Apr/May 2004  •   Salon

RE: Villains!

by Stanley Jenkins


Evil. Yeah... that's a tough one. I scratch my head everyday. And keep coming back to it, rod and reel in hand—as if to a pool with a whole lot of fish.

On our mantlepiece we have what would amount to a family altar consisting of odd fetishistic objects, one of which is a button with a quote from William S. Burroughs that says, "The only unnatural act is one that can't be performed." I think about that a lot.

I'm not so certain terrorists can't see themselves as the good guys, or that it is always probable individuals—and especially large groups of individuals—will resist the urge to reduce. Because, after all, that's what fanaticism is in the end, I think, and probably where evil touches actual human beings: reductionism, the loss of irony, idolatry.

But it's all natural. I can imagine being a terrorist. I am very good at compartmentalizing my life. I could imagine getting to the point where you truly believe you are on the side of the angels when you plant bombs to rip the flesh of toddlers. Man, did you ever see Timothy McVeigh interviewed? When asked about the children killed at the Oklahoma Center bombing, he allowed how it could be difficult to understand, but he did not suggest for a moment his purpose did not take precedence. He believed he had justice on his side. Let the chips fall where they may.

I can imagine it. In the same way I can imagine making a cheap shot in an argument or saying something hurtful to someone I love (specifically because I can and want to hurt them), and I see it as my responsibility to resist the temptation (wouldn't it be easier though than all this ambiguity?), and I probably wouldn't be very good at being a terrorist. But I can still imagine it. It's all a continuum. And I'm mostly scared of people who claim they can't.
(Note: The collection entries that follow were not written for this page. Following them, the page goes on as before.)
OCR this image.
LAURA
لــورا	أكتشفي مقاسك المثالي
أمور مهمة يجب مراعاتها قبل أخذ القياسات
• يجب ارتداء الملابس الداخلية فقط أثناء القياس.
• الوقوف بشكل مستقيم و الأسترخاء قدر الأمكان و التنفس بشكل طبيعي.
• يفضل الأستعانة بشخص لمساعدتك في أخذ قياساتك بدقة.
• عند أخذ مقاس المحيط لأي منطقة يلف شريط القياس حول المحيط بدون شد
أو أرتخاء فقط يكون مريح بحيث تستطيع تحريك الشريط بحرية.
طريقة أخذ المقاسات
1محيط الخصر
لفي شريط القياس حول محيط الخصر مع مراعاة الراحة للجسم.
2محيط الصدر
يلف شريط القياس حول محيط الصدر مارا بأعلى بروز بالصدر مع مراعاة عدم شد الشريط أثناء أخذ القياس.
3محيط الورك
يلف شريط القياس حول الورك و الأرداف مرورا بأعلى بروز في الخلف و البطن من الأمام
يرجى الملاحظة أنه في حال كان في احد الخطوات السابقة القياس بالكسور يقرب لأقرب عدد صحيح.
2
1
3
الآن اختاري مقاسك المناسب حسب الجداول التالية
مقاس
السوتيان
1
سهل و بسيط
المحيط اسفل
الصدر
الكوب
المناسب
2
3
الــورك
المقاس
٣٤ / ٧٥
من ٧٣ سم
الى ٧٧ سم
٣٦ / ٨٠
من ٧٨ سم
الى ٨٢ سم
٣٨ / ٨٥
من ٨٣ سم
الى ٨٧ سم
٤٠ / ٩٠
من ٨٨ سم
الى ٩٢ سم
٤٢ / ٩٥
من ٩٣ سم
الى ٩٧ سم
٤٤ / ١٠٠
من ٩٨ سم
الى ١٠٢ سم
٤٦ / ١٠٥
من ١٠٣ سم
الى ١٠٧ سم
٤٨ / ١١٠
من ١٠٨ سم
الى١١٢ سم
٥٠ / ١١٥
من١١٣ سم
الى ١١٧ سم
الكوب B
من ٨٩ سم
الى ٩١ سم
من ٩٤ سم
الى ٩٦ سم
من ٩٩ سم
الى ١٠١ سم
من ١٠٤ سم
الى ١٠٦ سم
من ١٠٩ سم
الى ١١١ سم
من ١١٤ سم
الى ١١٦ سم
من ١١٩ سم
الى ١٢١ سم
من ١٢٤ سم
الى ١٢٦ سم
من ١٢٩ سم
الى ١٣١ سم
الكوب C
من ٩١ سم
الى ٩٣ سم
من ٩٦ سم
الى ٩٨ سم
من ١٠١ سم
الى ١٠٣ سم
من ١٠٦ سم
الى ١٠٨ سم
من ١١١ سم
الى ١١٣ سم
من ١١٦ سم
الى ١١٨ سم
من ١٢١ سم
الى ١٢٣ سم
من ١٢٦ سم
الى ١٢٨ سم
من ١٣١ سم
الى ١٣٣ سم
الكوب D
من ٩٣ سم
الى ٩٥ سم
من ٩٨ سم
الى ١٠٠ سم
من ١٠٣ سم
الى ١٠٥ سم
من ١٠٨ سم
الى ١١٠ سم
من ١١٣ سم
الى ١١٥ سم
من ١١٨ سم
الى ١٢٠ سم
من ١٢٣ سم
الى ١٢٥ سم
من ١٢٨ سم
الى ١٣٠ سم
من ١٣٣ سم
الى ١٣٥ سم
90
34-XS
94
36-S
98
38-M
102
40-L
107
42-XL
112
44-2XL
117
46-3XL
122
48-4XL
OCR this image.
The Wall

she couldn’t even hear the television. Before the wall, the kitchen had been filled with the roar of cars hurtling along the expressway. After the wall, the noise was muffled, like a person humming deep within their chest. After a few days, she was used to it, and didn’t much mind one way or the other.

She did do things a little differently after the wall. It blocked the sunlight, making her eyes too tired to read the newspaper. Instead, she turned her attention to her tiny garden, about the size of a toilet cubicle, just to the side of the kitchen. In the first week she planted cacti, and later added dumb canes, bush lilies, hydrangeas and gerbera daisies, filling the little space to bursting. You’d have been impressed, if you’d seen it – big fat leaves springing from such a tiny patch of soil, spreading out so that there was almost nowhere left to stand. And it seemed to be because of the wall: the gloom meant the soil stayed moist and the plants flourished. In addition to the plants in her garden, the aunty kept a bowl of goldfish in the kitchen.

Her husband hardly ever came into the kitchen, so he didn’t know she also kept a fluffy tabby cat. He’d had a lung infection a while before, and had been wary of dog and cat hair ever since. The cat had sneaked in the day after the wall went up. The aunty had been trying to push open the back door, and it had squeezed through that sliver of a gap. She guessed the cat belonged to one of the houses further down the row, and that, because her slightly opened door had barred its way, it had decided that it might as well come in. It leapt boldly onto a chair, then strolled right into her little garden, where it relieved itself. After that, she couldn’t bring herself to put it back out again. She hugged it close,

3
I half-imagine evil as a hungry ghost, a collapsing and panicked nothing, lying in wait to become something, to become concrete. It can infect nations, and it can infect individuals. Wild horses get spooked and rush willfully over cliffs. It lies in wait like a ravenous beast stalking the living—hungry to live—because that's precisely what it can't do. It is despair. What all the negative energy looks like when it finds a way to present itself as life, as living, as something you have to respond to. It is difficult for individuals to become wholly evil (most of us are pretty thick), but evil uses all of us, even in trivial ways. President George Walker Bush. Saddam Hussein. Hamas. Hezbollah. Israel. Me. Etc. There are of course degrees of evil—a leak is not a flood—but the task remains the same. And the task is to diminish.

That's how you can always tell. Evil wants to diminish.

Life on a significant level is about learning to respond to the hungry ghosts. And to renounce them. And to find replacements for them—because it matters when you create. The ghosts want to take away and reduce. It is more important to add. To be generative. To give of what has been given. And it is also about learning to dance when the rhythm isn't yours.